Pada tanggal 28 Oktober 1928 lalu pergerakan pemuda se Indonesia dengan lantang dan berani menyatakan sumpahnya, “Kami putera puteri Indonesia menjunjung tinggi bahasa persatuan , Bahasa Indonesia!”. Pemuda terdahulu telah bersumpah, teman ! Terus kita sebagai pemuda zaman sekarang melakukan? Melanggar sumpah itu?

Jelas dong, bahasa yang kita singkat selama ini bukan bahasa Indonesia seperti yang pemuda zaman dulu sumpahkan. Tidak percaya? Coba lihat kata “yg” , “kmps” , “rmh” di KBBI ada tidak? Tapi coba lihat kata “yang” , “kampus” , “rumah” . Mirisnya lagi ada juga yang menyingkat kata  mengatasnamakan keefektifan tulisan.
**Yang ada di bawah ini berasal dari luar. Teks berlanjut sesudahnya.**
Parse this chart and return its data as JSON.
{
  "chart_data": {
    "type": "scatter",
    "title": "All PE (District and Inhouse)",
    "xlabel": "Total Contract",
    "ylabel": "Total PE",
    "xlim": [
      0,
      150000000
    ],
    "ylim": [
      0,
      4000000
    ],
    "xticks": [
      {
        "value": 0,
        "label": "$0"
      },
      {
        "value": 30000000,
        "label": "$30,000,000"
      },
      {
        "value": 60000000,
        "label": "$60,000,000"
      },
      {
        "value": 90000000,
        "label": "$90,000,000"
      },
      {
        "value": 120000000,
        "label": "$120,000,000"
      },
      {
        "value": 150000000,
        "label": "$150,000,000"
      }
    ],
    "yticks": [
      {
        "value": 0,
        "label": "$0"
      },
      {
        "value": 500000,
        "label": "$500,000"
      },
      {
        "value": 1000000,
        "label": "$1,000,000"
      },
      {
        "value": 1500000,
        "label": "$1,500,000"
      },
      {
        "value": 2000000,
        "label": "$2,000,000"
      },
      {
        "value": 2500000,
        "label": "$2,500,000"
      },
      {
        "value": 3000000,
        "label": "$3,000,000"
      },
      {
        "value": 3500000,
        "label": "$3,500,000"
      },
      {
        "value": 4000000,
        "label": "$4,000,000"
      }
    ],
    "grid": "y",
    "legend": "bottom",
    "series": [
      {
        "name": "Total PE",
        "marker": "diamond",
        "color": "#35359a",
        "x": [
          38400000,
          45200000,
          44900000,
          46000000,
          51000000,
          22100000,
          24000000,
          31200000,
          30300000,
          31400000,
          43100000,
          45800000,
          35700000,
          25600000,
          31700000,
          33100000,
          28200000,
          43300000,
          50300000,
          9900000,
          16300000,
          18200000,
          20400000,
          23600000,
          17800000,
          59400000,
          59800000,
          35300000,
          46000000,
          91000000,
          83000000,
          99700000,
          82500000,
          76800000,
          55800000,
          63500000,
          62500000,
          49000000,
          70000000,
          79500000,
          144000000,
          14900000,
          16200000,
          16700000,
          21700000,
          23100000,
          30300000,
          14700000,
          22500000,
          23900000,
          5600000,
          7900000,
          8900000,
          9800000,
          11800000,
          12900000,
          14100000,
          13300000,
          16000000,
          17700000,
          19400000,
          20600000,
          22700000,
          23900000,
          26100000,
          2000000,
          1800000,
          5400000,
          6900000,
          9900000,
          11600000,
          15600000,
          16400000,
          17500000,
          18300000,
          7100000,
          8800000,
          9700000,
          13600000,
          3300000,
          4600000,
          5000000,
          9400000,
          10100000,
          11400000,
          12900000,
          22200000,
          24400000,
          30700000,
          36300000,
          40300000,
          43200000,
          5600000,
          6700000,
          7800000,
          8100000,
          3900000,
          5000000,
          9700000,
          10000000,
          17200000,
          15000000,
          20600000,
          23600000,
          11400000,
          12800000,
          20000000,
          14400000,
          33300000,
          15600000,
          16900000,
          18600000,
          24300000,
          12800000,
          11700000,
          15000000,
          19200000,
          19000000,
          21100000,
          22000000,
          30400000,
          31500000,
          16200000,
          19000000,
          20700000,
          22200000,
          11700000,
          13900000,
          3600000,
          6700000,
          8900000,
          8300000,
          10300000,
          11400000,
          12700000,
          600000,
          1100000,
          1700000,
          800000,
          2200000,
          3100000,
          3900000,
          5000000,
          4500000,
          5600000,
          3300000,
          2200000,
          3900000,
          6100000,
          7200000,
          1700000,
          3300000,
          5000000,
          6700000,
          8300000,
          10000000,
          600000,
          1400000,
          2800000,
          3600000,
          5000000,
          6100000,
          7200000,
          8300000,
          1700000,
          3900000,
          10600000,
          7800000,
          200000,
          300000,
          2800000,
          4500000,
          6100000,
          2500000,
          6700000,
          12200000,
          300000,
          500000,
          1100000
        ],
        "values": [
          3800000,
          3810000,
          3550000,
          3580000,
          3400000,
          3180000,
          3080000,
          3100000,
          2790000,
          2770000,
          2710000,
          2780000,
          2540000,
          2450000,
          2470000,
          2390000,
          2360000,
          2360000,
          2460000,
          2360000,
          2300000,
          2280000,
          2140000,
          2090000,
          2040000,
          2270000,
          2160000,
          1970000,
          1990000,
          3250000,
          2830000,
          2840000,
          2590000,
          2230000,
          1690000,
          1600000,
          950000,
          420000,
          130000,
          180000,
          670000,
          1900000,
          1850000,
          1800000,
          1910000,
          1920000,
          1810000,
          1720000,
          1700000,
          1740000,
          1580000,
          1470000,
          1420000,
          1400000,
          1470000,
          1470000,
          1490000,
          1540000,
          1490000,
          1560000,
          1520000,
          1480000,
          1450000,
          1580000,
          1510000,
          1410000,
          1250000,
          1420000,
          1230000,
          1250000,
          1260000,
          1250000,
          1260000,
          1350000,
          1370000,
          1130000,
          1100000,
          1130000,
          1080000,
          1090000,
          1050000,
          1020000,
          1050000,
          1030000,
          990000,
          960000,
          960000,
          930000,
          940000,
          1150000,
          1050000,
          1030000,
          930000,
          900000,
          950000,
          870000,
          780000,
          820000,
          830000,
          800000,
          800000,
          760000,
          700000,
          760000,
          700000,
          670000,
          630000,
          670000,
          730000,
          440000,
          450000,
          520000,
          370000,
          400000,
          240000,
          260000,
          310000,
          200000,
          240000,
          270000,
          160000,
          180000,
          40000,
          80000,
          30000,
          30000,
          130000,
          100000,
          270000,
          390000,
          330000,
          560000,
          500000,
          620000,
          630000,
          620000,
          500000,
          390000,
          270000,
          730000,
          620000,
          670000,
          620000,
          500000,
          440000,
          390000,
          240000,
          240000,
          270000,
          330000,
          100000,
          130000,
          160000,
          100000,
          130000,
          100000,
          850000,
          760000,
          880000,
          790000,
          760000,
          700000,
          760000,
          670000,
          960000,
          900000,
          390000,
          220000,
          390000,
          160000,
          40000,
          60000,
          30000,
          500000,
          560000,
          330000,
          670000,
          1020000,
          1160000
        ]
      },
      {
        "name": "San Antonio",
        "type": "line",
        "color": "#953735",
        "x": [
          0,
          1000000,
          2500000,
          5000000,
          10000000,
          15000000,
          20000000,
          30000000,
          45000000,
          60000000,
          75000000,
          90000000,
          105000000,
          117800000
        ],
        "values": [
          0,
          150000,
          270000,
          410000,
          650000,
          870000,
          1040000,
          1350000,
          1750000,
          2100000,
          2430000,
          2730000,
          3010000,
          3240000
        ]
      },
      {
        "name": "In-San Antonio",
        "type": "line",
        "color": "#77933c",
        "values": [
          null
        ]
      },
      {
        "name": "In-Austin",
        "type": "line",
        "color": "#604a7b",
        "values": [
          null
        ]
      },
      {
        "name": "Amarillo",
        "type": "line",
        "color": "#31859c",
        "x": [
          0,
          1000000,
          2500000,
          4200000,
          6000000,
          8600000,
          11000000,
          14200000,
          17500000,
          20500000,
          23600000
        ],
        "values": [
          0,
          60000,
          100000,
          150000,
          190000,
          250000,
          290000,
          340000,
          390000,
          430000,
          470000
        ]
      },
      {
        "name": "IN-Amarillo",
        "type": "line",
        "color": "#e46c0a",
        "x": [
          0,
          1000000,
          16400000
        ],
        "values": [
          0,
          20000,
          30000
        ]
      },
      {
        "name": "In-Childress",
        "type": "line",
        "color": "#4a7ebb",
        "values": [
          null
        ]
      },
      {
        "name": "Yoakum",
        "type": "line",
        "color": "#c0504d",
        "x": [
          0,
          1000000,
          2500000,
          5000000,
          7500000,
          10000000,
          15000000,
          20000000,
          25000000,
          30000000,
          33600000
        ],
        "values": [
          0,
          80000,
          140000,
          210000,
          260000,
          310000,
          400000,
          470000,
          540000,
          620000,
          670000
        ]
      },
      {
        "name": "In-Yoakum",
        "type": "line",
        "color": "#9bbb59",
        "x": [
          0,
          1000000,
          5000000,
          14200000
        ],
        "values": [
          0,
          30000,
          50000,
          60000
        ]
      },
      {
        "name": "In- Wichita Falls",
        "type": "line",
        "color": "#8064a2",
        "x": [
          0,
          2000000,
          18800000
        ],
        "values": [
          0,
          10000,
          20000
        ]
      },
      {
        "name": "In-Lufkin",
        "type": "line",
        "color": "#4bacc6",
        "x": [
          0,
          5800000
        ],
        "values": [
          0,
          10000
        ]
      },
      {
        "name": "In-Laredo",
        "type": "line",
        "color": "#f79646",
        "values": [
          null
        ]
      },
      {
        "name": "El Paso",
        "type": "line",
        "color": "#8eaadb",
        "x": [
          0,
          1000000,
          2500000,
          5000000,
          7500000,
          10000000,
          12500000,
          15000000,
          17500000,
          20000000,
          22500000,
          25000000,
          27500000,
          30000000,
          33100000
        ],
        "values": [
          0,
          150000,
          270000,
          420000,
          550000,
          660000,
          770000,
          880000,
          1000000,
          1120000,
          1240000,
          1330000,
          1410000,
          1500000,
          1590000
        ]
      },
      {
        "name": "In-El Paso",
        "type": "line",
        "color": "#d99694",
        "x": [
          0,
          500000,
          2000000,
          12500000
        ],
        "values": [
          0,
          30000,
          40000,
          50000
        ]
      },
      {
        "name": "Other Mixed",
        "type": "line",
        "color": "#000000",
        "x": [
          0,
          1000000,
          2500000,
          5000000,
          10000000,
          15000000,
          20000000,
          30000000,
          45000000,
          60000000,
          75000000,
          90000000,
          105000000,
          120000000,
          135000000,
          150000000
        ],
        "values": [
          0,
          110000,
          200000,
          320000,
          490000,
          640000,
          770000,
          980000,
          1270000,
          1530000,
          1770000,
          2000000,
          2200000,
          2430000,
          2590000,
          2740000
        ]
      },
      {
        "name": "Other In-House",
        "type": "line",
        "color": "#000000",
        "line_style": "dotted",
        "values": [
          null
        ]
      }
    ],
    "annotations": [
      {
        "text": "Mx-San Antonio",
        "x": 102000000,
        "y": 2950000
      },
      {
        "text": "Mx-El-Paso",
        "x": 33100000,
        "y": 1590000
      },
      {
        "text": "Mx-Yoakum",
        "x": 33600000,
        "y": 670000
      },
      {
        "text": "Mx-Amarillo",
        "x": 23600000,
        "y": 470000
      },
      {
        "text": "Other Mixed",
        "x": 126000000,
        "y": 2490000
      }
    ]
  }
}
Padahal, seharusnya kita bangga dengan keberadaan bahasa Indonesia sebagai bahasa resmi kedua di negara Vietnam sejak akhir 2007. Dengan begitu senada rasanya ungkapan Agus Dharma, Kepala Badan Pengembangan dan Pembinaan Bahasa Kemendikbud bahwa bahasa merupakan lambang jati diri bangsa, kebanggaan nasional dan sarana pemersatu bangsa” (28/10) kompas.com

Memang tidak bisa dipungkiri bahwa budaya yang telah dijalankan terus-terusan sangat susah untuk diubah. Jangankan kita sebagai anak muda, orang tua dan bahkan pejabat sekalipun masih sering menyingkat kata dalam berbahasa. Padahal ketika masa penjajahan perlu diingat bahwa Bahasa Indonesia merupakan bahasa yang diperjuangkan para pahlawan kita. Tidak tanggung tanggung, nyawa adalah taruhan ketika bahasa Indonesia diperjuangkan.

Tetapi sedikit demi sedikit sesungguhnya kita bisa mengurangi kebiasaan itu. Mulai dari hal yang sederhana saja seperti pengetikan sms dan penyampaian informasi di media jejaring sosial. Jangan terpengaruh dengan menempatkan pengetikan SMS menjadi indikator utama dalam Bahasa Indonesia.Jangan menyia-nyiakan sumpah yang telah dibuat oleh pemuda pemudi 84 tahun yang lalu.

Tanggung jawab moral bangsa untuk 10 tahun kedepan ada di tangan kita semua. Kita harus bisa memilih dari dua pilihan yang ada , mulai menggunakan ejaan bahasa Indonesia dengan baik dan benar dari sekarang atau kita membuka jalan untuk bahasa Indonesia kurang dikenal lagi oleh generasi yang akan datang dengan tetap mempergunakan bahasa singkatan-singkatan.